American educator and civil rights activist

Bernadine Newsom Denning (1930 - January 11, 2011) was an educator and civil rights activist recognised in the Michigan Women's Hall of Fame.

==Biography==
Denning née Newsom was born in 1930 in Detroit. At the age of 16, she taught swimming at the Lucy Thurman branch of the Detroit YWCA. In 1951, she began work as a physical education teacher in Detroit public schools; she retired as assistant superintendent for community relations. She was also assistant professor of education at the University of Michigan. She served on the board of trustees for Central Michigan University.

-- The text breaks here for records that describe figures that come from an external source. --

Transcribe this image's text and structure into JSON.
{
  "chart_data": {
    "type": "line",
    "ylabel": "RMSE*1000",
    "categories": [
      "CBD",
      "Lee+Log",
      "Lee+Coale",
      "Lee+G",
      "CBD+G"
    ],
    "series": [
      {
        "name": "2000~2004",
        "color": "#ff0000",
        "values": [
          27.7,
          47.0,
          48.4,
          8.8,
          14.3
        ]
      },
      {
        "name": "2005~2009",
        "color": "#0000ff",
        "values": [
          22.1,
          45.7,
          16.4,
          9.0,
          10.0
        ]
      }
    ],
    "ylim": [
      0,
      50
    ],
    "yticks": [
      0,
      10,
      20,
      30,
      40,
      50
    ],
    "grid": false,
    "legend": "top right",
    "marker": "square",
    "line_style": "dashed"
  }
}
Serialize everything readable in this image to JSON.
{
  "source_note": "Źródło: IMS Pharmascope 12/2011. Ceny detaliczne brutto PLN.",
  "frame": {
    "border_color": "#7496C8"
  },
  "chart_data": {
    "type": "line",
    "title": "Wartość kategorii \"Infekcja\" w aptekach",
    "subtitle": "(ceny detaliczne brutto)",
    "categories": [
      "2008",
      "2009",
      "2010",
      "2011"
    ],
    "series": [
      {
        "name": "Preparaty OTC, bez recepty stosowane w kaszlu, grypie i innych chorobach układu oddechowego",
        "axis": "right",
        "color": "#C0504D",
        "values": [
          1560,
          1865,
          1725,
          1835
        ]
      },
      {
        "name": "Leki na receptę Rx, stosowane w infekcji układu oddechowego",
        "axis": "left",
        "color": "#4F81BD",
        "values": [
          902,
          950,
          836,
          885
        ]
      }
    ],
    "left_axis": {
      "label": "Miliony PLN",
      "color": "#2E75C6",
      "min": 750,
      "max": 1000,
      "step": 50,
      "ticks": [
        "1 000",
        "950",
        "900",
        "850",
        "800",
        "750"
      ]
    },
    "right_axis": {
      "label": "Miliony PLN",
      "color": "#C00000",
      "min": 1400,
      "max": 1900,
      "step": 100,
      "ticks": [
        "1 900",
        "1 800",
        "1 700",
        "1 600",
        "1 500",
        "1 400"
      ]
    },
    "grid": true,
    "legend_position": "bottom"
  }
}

Denning was director of the Title IV office for Detroit public schools and director of the human rights office for the city of Detroit. She was named director of the Office of Revenue Sharing for the United States Department of the Treasury by president Jimmy Carter. From 1975 to 1977, she was a member of the Michigan Women's Commission, also serving as vice-chair from 1976 to 1978, being appointed to chair in 1981 by governor William Milliken and serving until 1987. She was national vice-president and chairperson for the YWCA Convention, national vice president for the National Council of Negro Women and national project chairperson of Delta Sigma Theta.

In 1989, she was named to the Michigan Women's Hall of Fame. She also received the National Lifetime Achievement Award from the American YWCA. As well as the Detroit Urban League's Distinguished Warrior Award, and the Spirit of Detroit Award.

Denning married basketball player Blaine Denning around 1957. The couple moved to Florida around 2001.

She died at age 80 after suffering a heart attack at home in Port St. Lucie, Florida.